Interview with EMP6 on January 10, 2017 at approximately 1:00 PM confirmed the above findings and revealed "Our quality is part of our safety meeting. You're correct, it does not include those areas. I don't look at contracted services."
Interview with EMP1 on January 10, 2017, at approximately 1:45 PM confirmed the above findings and revealed "I understand we're not including everything."
Tag No.: A0309
Based on a review of facility documentation and staff interview (EMP), it was determined the facilities governing body failed to ensure that an ongoing program for quality improvement was implemented.
Findings include:
Review of "WHS (Washington Health System): Performance Improvement Plan ... Approved by Quality Council: ... 2/11/16." on January 10, 2017, at approximately 11:00 AM revealed the governing body failed to approve the plan since February 11, 2016.
Interview with EMP1 on January 13, 2017 at approximately 11:00 AM when asked if the Governing Board approved the Performance Improvement Plan, EMP1 stated, "No it has not been approved by the Governing Body yet."
Tag No.: A0654
Based on review of facility documentation and staff interview (EMP), it was determined that the facility failed to ensure the Utilization Review committee consisted of two or more practioners to carry out the Utilization Review functions.
Findings include:
Review of facility documentation "Utilization Management Plan" reviewed/revised February 2016, revealed "4. Utilization Management Committee 4.1 organization 4.1.1. Physician members. The committee will be composed of two(2) or more physician members, appointed by the President of the Medical Staff, and assisted by other professional personnel."

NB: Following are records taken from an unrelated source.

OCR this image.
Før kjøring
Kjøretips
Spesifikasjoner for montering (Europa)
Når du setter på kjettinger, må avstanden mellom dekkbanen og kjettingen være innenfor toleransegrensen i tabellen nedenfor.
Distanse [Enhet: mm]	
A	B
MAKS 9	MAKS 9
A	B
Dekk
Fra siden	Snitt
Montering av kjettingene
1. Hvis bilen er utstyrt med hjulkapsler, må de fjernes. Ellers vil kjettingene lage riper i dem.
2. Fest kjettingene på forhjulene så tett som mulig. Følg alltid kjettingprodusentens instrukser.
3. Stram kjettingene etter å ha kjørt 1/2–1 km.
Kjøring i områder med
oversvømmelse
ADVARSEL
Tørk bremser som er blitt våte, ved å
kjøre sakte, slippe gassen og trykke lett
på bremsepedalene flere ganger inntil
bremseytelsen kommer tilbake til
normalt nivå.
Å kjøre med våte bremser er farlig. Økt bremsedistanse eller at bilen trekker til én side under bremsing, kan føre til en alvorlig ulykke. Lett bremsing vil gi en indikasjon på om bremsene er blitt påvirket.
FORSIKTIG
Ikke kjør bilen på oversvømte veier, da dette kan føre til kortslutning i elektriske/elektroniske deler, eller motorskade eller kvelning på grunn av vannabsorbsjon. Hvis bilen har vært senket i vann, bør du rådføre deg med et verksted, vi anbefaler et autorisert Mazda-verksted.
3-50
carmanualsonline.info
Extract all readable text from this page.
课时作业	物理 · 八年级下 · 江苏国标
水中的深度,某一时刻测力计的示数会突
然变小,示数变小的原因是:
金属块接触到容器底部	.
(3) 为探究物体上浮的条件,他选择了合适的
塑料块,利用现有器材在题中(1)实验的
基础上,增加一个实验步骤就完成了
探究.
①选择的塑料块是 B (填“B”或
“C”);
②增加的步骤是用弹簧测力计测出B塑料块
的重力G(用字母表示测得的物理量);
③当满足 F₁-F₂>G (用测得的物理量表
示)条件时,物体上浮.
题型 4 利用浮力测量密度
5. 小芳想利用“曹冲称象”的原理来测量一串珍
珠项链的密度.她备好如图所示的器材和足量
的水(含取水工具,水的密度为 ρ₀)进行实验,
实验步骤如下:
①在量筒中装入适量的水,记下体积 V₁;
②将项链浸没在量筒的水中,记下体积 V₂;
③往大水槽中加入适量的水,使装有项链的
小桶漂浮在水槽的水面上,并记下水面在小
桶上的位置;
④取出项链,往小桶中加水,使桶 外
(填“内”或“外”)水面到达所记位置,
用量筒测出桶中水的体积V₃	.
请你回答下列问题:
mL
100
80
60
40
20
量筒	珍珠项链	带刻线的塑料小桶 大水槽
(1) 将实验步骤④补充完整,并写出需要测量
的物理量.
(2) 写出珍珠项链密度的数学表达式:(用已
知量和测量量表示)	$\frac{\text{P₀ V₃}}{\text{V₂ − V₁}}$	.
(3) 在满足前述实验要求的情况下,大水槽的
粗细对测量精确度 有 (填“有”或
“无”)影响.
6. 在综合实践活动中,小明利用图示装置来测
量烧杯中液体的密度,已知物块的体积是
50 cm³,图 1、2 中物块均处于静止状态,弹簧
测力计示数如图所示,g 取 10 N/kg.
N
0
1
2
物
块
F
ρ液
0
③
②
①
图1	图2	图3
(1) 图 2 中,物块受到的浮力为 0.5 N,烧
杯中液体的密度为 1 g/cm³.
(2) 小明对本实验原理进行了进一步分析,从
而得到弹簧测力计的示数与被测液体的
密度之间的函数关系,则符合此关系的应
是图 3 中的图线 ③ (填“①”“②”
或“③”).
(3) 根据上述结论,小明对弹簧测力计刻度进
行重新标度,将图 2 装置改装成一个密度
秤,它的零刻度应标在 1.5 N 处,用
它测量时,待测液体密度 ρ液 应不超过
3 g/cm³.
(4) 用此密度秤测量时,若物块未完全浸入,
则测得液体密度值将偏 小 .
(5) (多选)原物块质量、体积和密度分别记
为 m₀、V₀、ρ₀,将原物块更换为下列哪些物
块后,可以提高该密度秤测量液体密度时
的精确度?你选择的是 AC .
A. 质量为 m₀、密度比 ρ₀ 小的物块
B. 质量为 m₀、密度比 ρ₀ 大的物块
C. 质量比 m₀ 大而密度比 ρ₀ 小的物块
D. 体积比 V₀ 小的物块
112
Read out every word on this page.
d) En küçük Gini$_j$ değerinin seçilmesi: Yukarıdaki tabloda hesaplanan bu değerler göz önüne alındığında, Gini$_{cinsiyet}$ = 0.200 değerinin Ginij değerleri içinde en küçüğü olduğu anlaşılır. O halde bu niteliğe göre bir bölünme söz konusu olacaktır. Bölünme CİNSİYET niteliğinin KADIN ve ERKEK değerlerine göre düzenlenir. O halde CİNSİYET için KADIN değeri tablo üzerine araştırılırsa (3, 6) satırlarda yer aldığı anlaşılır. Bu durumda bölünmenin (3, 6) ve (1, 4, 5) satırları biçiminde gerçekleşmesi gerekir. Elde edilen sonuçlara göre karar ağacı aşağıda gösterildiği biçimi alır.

1. Review of facility's "Utilization Committee" meeting minutes dated December 20, 2016, November 15, 2016, October 25, 2016, September 20, 2016, April 12, 2016, June 21, 2016, March 15, 2016, February 16, 2016, and January 19, 2016, revealed no documentation that a physician attended.
Interview with EMP4 on January 10, 2017, confiremd the above findings and revealed "They [physicians] are suppose to come."